And also....i don't think you want to get the angles a P to get to 45 as close as possible.......
cuz..the actual angles when u are at min length is 19.3

 

[JonBarillari]

<< i don't think you want to get the angles a P to get to 45 as close as possible >>



I stand corrected, your right.

You want similar triangles because.... I am not sure how to explain it ... it just makes sense to me..

Sorry

 

[tea217]

sigh....my teacher told me that....the answer to this question is so simple... even a grade4 kid can understand it...

And the hint he gave us was that the shortest distance between 2point is a straight line....

 

[Noriaki]

Why preciesely do you want to do an optimaztion problem without calculus?

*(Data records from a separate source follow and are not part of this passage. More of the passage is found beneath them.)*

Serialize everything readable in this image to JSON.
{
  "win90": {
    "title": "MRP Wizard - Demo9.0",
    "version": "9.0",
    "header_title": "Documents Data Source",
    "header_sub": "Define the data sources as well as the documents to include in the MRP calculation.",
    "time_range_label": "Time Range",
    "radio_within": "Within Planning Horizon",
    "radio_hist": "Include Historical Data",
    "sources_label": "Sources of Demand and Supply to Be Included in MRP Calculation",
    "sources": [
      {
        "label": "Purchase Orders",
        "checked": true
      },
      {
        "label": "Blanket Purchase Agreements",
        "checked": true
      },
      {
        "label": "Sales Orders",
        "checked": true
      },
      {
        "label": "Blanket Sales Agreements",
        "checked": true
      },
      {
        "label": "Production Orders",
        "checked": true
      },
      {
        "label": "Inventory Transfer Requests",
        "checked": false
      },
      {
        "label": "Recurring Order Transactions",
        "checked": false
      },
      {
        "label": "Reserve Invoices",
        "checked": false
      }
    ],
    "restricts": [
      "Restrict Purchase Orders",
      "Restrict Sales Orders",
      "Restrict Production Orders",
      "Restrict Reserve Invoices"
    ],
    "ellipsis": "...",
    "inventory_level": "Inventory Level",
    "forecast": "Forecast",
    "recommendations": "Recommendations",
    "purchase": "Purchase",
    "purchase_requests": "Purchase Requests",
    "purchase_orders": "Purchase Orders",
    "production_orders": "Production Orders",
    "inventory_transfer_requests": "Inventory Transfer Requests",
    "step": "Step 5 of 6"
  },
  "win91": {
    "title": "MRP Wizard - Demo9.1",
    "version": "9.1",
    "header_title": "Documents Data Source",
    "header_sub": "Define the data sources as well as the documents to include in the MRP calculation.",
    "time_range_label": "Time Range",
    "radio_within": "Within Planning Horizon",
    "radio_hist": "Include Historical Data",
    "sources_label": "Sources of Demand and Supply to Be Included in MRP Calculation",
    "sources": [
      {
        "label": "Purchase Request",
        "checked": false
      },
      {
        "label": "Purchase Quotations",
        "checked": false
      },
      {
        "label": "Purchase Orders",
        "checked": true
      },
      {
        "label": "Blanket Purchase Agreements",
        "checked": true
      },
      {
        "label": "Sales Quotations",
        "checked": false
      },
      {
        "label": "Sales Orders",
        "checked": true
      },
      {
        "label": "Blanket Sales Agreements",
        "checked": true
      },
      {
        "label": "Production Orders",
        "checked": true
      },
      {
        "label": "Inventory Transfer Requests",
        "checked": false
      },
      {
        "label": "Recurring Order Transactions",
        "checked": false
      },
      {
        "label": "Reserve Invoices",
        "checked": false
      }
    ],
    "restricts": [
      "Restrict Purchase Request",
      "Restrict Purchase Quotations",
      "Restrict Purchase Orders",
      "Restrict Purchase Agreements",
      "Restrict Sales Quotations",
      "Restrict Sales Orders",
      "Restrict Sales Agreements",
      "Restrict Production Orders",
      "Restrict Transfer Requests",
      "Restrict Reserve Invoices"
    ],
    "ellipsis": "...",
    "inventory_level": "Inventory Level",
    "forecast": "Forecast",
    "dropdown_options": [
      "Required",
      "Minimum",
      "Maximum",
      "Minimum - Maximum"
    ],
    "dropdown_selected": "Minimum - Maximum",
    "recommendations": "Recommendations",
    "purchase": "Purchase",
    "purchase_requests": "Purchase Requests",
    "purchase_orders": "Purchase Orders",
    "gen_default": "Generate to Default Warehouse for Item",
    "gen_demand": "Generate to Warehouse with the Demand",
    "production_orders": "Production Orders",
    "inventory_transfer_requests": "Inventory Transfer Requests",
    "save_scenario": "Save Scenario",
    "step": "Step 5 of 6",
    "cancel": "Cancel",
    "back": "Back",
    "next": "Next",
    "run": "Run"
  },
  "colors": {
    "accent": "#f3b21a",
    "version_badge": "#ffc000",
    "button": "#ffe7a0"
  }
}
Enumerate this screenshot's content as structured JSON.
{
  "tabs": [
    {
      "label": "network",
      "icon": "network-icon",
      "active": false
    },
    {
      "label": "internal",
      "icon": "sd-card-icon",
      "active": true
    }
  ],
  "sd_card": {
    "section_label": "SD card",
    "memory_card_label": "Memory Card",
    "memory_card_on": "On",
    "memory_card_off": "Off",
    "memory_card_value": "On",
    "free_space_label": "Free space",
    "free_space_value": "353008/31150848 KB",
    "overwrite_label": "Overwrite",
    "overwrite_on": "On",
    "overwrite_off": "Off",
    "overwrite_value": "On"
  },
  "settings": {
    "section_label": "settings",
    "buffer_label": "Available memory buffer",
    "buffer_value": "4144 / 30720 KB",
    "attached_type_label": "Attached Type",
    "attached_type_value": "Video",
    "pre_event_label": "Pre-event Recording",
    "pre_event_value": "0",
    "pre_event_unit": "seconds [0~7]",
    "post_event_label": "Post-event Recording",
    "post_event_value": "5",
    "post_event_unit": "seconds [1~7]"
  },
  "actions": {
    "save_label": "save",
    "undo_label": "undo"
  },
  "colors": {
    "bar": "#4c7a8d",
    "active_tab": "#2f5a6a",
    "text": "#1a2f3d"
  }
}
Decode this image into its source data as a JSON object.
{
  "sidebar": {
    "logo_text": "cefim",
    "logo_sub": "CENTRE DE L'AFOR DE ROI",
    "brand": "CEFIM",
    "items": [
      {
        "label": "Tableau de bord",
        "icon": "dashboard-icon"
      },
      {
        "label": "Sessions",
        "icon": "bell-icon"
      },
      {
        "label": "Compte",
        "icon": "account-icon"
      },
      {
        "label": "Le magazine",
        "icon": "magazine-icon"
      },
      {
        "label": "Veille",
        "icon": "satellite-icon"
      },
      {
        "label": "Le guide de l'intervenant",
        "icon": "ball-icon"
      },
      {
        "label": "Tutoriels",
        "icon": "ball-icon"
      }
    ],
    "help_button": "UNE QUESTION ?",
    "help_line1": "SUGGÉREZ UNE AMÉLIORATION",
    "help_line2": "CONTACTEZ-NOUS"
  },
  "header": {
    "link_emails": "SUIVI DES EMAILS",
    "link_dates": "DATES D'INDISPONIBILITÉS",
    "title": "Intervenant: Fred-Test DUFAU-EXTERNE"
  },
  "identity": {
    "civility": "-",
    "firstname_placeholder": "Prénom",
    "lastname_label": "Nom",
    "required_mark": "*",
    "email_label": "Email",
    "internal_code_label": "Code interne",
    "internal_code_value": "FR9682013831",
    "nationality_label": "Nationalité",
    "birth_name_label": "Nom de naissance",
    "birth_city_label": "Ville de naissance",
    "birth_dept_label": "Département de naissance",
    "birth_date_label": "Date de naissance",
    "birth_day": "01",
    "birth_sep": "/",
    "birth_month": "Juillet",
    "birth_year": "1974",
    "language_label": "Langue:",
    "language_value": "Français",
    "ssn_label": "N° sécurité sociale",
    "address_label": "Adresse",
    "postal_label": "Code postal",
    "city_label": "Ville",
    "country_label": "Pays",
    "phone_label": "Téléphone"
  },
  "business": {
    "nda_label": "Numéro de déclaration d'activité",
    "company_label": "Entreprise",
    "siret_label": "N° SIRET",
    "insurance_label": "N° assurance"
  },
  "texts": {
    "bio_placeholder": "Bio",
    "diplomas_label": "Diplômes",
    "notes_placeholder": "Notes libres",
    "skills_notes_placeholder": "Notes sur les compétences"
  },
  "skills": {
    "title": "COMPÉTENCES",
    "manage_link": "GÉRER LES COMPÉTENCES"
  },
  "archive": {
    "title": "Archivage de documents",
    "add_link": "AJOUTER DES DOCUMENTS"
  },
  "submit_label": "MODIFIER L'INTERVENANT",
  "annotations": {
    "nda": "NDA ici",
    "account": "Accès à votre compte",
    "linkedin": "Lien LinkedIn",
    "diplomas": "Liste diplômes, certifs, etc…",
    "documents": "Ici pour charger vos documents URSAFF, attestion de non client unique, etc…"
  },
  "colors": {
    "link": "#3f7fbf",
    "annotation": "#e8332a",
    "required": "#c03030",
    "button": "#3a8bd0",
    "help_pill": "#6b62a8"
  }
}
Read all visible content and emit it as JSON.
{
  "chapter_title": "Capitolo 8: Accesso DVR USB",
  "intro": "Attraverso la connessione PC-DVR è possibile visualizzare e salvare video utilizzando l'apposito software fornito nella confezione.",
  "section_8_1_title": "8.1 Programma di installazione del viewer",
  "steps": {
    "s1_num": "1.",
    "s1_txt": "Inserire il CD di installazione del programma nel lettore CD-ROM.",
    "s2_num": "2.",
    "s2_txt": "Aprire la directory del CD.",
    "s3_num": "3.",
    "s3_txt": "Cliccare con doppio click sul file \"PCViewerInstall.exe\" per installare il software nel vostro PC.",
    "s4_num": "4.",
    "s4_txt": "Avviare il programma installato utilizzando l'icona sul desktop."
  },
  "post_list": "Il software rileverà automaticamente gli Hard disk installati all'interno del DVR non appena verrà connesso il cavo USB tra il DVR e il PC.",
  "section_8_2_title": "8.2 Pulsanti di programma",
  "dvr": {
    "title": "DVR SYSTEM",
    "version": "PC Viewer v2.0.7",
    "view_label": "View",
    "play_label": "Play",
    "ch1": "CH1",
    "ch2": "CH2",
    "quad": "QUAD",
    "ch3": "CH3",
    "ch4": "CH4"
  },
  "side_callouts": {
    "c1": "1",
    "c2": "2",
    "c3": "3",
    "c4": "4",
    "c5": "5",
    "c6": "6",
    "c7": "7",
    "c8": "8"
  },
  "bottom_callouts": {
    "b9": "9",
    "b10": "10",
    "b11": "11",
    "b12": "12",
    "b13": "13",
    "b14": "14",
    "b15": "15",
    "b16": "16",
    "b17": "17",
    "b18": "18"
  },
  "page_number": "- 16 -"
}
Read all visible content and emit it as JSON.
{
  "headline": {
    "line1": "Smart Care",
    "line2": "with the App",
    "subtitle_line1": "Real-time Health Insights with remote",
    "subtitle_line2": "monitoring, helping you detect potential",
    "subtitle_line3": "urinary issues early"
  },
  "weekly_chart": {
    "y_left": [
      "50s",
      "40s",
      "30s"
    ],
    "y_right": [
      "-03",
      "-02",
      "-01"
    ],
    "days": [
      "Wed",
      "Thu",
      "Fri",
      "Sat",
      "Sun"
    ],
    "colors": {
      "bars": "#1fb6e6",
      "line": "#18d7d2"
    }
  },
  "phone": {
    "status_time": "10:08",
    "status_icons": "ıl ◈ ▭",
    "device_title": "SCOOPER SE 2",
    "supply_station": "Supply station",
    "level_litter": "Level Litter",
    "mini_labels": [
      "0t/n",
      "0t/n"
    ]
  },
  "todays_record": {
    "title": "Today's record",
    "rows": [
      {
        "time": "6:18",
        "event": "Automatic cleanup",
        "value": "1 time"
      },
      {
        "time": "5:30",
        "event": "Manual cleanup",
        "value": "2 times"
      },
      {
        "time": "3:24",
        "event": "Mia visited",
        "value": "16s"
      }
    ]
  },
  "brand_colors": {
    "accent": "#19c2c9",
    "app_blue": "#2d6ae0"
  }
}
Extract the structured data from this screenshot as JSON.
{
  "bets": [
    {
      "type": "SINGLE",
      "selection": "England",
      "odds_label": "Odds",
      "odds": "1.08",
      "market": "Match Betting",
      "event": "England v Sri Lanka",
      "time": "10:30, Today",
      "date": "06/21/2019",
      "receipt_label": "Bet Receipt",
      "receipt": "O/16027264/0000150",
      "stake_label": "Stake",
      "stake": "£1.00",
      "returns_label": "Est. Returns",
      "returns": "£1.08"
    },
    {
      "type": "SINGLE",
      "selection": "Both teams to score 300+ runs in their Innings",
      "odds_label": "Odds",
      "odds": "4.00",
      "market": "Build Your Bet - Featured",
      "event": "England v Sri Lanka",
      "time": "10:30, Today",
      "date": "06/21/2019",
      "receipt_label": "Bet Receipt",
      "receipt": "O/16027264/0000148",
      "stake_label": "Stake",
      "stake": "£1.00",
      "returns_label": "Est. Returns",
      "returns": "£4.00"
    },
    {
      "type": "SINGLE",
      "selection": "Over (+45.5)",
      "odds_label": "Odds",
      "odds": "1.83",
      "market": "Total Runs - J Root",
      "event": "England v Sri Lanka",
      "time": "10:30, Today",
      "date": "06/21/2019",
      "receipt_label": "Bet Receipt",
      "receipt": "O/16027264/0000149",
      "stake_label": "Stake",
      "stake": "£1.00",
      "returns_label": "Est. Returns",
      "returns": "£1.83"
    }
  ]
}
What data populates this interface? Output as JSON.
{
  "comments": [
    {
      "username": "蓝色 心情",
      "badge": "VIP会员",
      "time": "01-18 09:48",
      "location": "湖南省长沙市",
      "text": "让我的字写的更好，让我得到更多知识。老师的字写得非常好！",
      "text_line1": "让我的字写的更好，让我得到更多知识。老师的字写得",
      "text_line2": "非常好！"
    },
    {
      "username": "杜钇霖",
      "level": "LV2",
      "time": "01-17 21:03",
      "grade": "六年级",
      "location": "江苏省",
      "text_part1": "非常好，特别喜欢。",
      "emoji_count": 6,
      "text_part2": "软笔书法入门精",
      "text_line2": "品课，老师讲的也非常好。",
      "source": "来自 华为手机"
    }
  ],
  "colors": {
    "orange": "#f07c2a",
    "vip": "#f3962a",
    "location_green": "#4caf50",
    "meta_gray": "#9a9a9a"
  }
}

I don't know if there is a way to prove it without....

 

[JonBarillari]

<< the hint he gave us was that the shortest distance between 2point is a straight line.... >>



That's it!! Now I understand!

Flip one side and draw a line between them (does this make sense)? Let me try to draw what I mean:

I\
I_\___
.....\....I
.......\..I
.........\I

point p is the middle of the diagram... (the dots are place holders cause spaces don't work)

now you got your straight line and the construction of the similar triangles... then carry on with the agreed calculations.

 

[BigNeko]

JonB,
I was trying to remember that! You got it.

*passes JonB a cookie*

 

[tea217]

JonBarillari

I understand now.... thank you very much